Thursday, November 18, 2010

Innocent Men Being Killed by the State

I've never had a really strong opinion about capital punishment. This probably comes as a bit of a surprise considering the fact I have strong opinions on just about everything, but for some reason I've always felt uncomfortable taking a solid stance and sticking to it. Deep down I question the idea of whether or not the state should have the power to kill people, but then I read stories like this one and I find myself too emotional to think clearly about the matter. I guess ultimately I realize that it's a complicated subject that I think people too quickly make their minds up about.

It is stories like this one that make me against the death penalty in the end though:
Claude Jones always claimed that he wasn’t the man who walked into an East Texas liquor store in 1989 and shot the owner. He professed his innocence right up until the moment he was strapped to a gurney in the Texas execution chamber and put to death on Dec. 7, 2000. His murder conviction was based on a single piece of forensic evidence recovered from the crime scene—a strand of hair—that prosecutors claimed belonged to Jones.

But DNA tests completed this week at the request of the Observer and the New York-based Innocence Project show the hair didn’t belong to Jones after all. The day before his death in December 2000, Jones asked for a stay of execution so the strand of hair could be submitted for DNA testing. He was denied by then-Gov. George W. Bush.
For me, killing even one man mistakenly makes the entire system worthy of questioning. So this isn't even a moral or philosophical dilemma, but an issue of practicalities. We should not support a system that kills people if that system is 100% accurate. Simple. Ironically it seems to be people on the right who stand firmly by capital punishment. Once again proving "limited government" means nothing.

Wow, this post was all over the place. It is what it is I guess. It's just all so heartbreaking..


  1. What boggles my mind is that there are so many people who are 'pro-life', yet support the death penalty.

    I'm against the death penalty. I've seen more than one story about someone who served the majority of their life either awaiting the death penalty or being executed, only to find out because of DNA testing that they didn't commit the crime. I think our legal system needs a massive overhaul. It seems like law enforcement is more concerned that someone pay for a crime, not necessarily the right person. An innocent man spending even one day in jail is wrong and unfair, an innocent man spending 30, 40, 50 years or being executed should not happen.

    Not only does the wrong person lose their life, by sitting in jail or being killed, but the person who committed the crime gets a free pass. The law believes they've caught the criminal, so the investigation is done. It seems we're more concerned with the illusion of security than we are actual security.

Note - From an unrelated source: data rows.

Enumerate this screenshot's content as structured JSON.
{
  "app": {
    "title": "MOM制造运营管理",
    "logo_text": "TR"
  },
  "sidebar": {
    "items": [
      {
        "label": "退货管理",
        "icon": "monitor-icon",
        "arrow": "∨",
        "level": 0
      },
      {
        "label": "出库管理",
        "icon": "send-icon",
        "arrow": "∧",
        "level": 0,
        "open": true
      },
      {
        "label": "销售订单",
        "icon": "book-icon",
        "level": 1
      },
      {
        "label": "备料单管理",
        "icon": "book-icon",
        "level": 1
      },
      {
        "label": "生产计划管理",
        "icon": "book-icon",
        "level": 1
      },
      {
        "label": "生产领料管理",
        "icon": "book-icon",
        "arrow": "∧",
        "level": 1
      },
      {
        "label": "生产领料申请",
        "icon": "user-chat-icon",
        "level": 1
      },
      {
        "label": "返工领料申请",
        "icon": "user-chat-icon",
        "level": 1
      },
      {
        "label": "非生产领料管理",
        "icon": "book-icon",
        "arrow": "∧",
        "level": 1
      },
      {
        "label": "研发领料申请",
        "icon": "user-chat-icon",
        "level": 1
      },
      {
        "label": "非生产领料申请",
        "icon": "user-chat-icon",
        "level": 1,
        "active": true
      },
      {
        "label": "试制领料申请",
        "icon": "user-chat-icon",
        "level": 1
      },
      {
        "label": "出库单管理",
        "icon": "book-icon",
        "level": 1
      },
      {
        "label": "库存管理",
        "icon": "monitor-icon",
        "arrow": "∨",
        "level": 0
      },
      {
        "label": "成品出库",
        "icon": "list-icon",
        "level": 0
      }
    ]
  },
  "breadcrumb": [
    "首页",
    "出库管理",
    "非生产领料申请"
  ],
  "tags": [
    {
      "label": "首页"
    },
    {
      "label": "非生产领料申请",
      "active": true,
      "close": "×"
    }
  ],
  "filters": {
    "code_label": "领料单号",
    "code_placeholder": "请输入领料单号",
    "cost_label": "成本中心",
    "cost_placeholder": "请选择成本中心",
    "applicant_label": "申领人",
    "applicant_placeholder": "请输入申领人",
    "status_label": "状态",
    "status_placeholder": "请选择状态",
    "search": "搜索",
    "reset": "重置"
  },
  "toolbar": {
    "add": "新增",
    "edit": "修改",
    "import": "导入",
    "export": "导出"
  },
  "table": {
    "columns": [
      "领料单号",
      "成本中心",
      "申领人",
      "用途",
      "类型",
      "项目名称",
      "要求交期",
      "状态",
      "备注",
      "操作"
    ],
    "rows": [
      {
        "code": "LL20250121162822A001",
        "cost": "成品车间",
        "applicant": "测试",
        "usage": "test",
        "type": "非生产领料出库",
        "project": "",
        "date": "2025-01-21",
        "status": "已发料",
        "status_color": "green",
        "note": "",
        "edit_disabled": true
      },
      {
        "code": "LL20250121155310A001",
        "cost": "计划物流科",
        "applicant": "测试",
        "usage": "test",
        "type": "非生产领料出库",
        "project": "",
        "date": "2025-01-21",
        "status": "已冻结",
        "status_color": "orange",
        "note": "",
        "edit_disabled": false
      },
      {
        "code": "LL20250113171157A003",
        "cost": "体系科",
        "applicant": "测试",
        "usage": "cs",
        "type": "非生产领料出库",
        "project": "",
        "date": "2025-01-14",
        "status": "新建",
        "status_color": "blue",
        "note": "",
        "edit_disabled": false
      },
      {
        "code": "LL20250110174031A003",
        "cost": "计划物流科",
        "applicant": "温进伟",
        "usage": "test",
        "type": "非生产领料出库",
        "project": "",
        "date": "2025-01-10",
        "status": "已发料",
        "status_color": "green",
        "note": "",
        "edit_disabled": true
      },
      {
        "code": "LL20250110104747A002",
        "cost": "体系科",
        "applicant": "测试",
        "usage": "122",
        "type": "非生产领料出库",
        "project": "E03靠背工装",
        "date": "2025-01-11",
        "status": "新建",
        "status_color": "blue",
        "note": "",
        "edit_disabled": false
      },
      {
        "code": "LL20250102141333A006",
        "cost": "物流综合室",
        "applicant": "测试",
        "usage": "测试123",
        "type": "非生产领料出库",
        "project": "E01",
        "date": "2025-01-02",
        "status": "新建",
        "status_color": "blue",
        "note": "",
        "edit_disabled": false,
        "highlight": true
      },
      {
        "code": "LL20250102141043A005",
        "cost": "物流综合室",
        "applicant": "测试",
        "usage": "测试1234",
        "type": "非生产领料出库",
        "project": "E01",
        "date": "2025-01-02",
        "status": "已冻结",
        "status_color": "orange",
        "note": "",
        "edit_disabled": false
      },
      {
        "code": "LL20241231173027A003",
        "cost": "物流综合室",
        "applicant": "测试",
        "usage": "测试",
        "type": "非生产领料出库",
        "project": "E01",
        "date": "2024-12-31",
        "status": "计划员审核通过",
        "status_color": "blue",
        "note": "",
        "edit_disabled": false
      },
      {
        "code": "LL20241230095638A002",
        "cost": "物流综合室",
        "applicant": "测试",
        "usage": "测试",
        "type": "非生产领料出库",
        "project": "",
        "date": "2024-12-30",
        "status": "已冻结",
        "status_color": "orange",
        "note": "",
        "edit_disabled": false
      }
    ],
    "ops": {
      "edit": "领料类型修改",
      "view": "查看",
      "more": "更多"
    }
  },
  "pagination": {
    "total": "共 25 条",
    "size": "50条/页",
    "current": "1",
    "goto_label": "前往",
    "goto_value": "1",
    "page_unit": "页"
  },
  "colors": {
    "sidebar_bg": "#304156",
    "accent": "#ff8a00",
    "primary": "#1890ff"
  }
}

  2. A doctor friend of mine recently commented that our healthcare costs (bear with me, I have a point related to this discussion!) are so high because of lawsuit-happy American's who always need to assign blame to someone--anyone--for the bad that happens in their life. I thought of this when reading sarahbear's comment about law enforcement wanting someone to pay for the crime--and if it's not the right someone, well, that doesn't always seem to bother them, does it?

    Back to the death penalty: Too many cases are decided on evidence that is shaky at best. I have a little knowledge of the Troy Davis case because the drummer of my favorite band, Keane, is an outspoken advocate for ending the death penalty and finding a way to help get Troy Davis exonerated for a crime in which the witnesses who put him in jail have no recanted their testimony.

    In the end, no matter how heinous the crime, I can't support using killing as a punishment for killing. This "eye for an eye" mentality has to stop. Plus, it's proven that keeping someone in lockup for life is cheaper, eventually, than killing them, what with all the legal wrangling, etc.

    There is no logic in this country.

  3. Exactly Meg. Your point about the health care issues are definitely related to this discussion. Not only does it affect health care costs when people get sue happy, it means the courts are tied up handling pointless cases instead of trying people who have actually broken the law. It's a waste of resources.

  4. I totally agree that the illusion of safety is often more important than actually being "safe" (whatever the hell that means). Isn't this why we're being felt up at airports? We'd rather go through that then accept the fact we can't control everything. The health care issue shows how this need for certainty goes less noticed in other areas of our lives. Another example is how afraid people are to say they simply don't know about something. God forbid a politician admit they aren't an expert on everything. It's ridiculous.

    I can understand using the death penalty for traitors or cases where the crime is especially heinous (like the torturing of children) as long as there is more than one eye witness and DNA testing, but as you point out Meg the system is pretty defunct. I think the entire prison system is a travesty though.